Soit, on pense que tout se passe au niveau des connexions situées au sein même des lexèmes. Le lexème BENCH par exemple activerait directement tous les lexèmes qui contiennent les lettres B, E, N, C et H dont le lexème AMBER. Lorsque le mot ‘arm’ est dicté ensuite, le lexème AMBER serait à nouveau activé car arm et amber partagent trois lettres. Ceci signifierait qu’il y a des connexions excitatrices entre lexèmes orthographiquement similaires. Cependant, comme le notent les auteurs, cette hypothèse conduirait à des résultats contre-productifs à l’état normal. En effet, au niveau lexical, l’objectif du système est de sélectionner le lexème correct et de désactiver tous les autres candidats potentiels. On envisage donc généralement qu’à ce niveau lexical, les connexions sont inhibitrices et non excitatrices.

En admettant le raisonnement précédent, il ne reste qu’une possibilité pour interpréter les performances de CM, et celle-ci consiste à reconnaître que l’activation des lexèmes est influencée, non seulement par les représentations sémantiques et phonologiques (de haut en bas), mais aussi par les représentations graphémiques (de bas en haut). Dans le modèle ci-dessus, il faudrait donc ajouter une flèche qui va du BGS au lexique orthographique de sortie. Et, selon les auteurs, ce feedback du niveau graphémique vers les lexèmes a, normalement, une fonction positive. En effet, si un ensemble de graphèmes est activé par les procédures lexicales (qui sont sous la dépendance de la sémantique du mot à produire) ET par les procédures non lexicales de conversion des phonèmes, le feedback du niveau graphémique sur le niveau lexical contribue à la sélection du bon lexème. Ce serait par ce feedback que les graphèmes plausibles en fonction des sons du mot contribueraient à la sélection lexicale la plus appropriée (en inhibant les candidats lexicaux qui ne partagent pas les bonnes correspondances phonèmes-graphèmes. A priori, on pourrait supposer que cette contribution ne sera efficace que pour les mots réguliers et se dire qu’elle est contre-productive pour les mots irréguliers. Cependant, même pour les mots irréguliers, la majorité des correspondances phonèmes-graphèmes sont régulières ou hautement prédictibles. Les feedbacks du niveau graphémique sur la sélection lexicale serait donc un facteur de stabilisation, de favorisation de la réponse correcte (par un mécanisme de ‘sommation’ des informations lexicales et sublexicales lors de la sélection des lexèmes).
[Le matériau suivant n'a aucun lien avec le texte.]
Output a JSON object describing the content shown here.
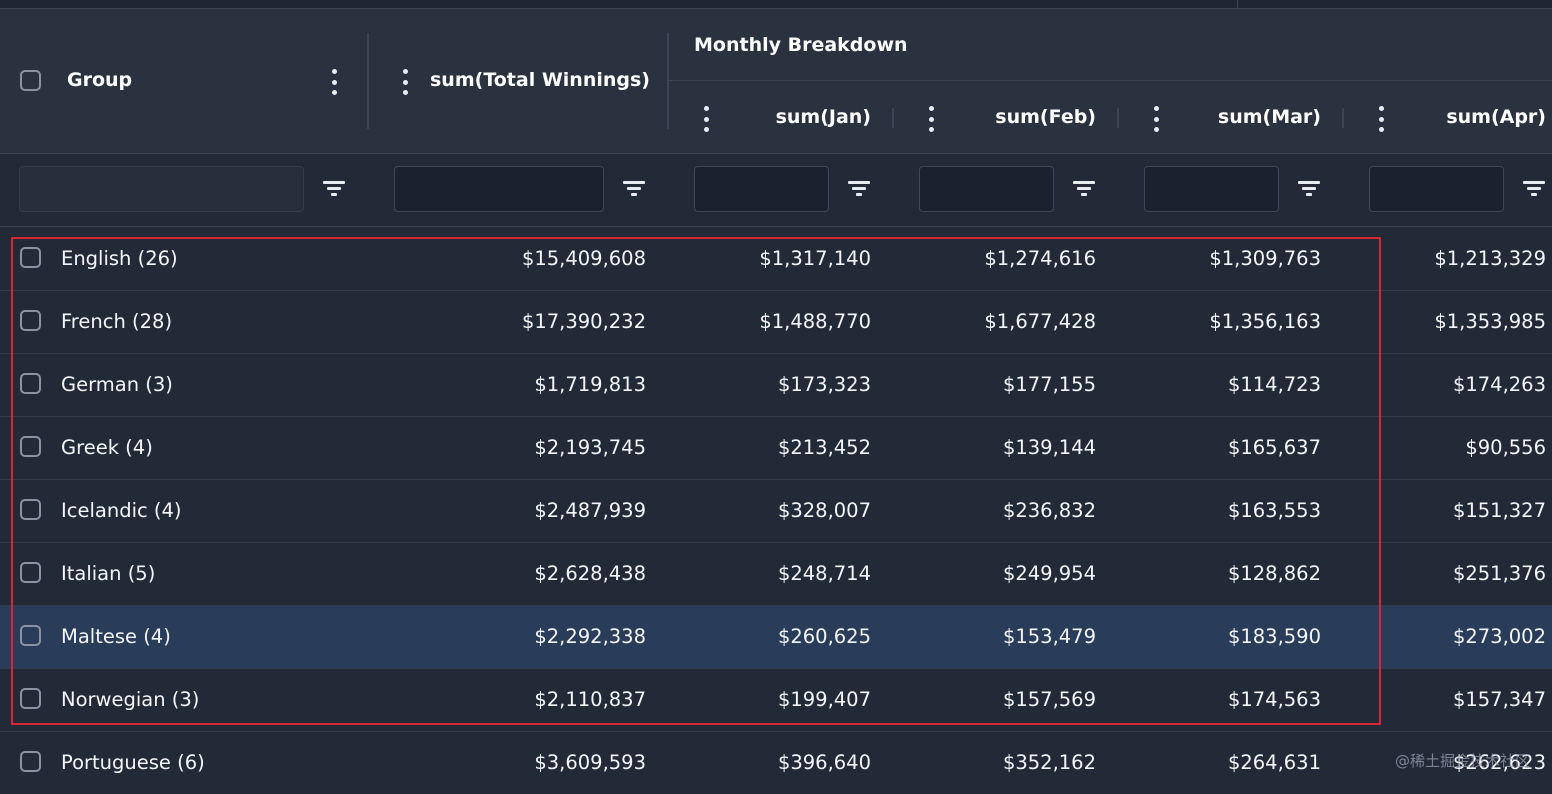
{
  "header": {
    "group_label": "Group",
    "total_label": "sum(Total Winnings)",
    "monthly_group_label": "Monthly Breakdown",
    "months": [
      "sum(Jan)",
      "sum(Feb)",
      "sum(Mar)",
      "sum(Apr)"
    ]
  },
  "filters": {
    "group": "",
    "total": "",
    "jan": "",
    "feb": "",
    "mar": "",
    "apr": ""
  },
  "rows": [
    {
      "group": "English (26)",
      "total": "$15,409,608",
      "jan": "$1,317,140",
      "feb": "$1,274,616",
      "mar": "$1,309,763",
      "apr": "$1,213,329",
      "selected": false
    },
    {
      "group": "French (28)",
      "total": "$17,390,232",
      "jan": "$1,488,770",
      "feb": "$1,677,428",
      "mar": "$1,356,163",
      "apr": "$1,353,985",
      "selected": false
    },
    {
      "group": "German (3)",
      "total": "$1,719,813",
      "jan": "$173,323",
      "feb": "$177,155",
      "mar": "$114,723",
      "apr": "$174,263",
      "selected": false
    },
    {
      "group": "Greek (4)",
      "total": "$2,193,745",
      "jan": "$213,452",
      "feb": "$139,144",
      "mar": "$165,637",
      "apr": "$90,556",
      "selected": false
    },
    {
      "group": "Icelandic (4)",
      "total": "$2,487,939",
      "jan": "$328,007",
      "feb": "$236,832",
      "mar": "$163,553",
      "apr": "$151,327",
      "selected": false
    },
    {
      "group": "Italian (5)",
      "total": "$2,628,438",
      "jan": "$248,714",
      "feb": "$249,954",
      "mar": "$128,862",
      "apr": "$251,376",
      "selected": false
    },
    {
      "group": "Maltese (4)",
      "total": "$2,292,338",
      "jan": "$260,625",
      "feb": "$153,479",
      "mar": "$183,590",
      "apr": "$273,002",
      "selected": true
    },
    {
      "group": "Norwegian (3)",
      "total": "$2,110,837",
      "jan": "$199,407",
      "feb": "$157,569",
      "mar": "$174,563",
      "apr": "$157,347",
      "selected": false
    },
    {
      "group": "Portuguese (6)",
      "total": "$3,609,593",
      "jan": "$396,640",
      "feb": "$352,162",
      "mar": "$264,631",
      "apr": "$262,623",
      "selected": false
    }
  ],
  "annotation": {
    "color": "#d82732"
  },
  "watermark": "@稀土掘金技术社区",
  "colors": {
    "background": "#222a38",
    "header": "#2a3240",
    "selected_row": "#293c5a"
  }
}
Ceci pourrait expliquer pourquoi certains patients ont été décrits comme commettant, à l’écrit, de nombreuses erreurs sémantiques au départ mais de moins en moins au fur et à mesure qu’ils améliorent leurs capacités de conversion des phonèmes en graphèmes.

 
 

Cognitive Neuropsychology est publié par Psychology Press Ltd, Taylor & Francis Group.
http://www.psypress.co.uk
http://www.tandf.co.uk/journals/pp/02643294.html

Une réponse à “Des lexèmes aux graphèmes ET des graphèmes aux lexèmes. McCloskey & al, 2006”

  1. Cet article de McCloskey et al m’a beaucoup intéressé pour plusieurs raisons. Au niveau des modèles cognitifs de l’écriture, il propose une modification très utile. Au niveau clinique, l’analyse que font les auteurs des persévérations est très fouillée (avant cette lecture, sans doute me serais-je contenté de dire qu’on observe de nombreuses persévérations grapho-motrices et je n’aurais probablement eu aucune explication pour les erreurs lexicales du patient). Enfin, sur le plan des rééducations, il me montre que travailler les correspondances phonèmes-graphèmes pourrait contribuer à des résultats positifs sur le nombre d’erreurs sémantiques produites à l’écrit par un patient.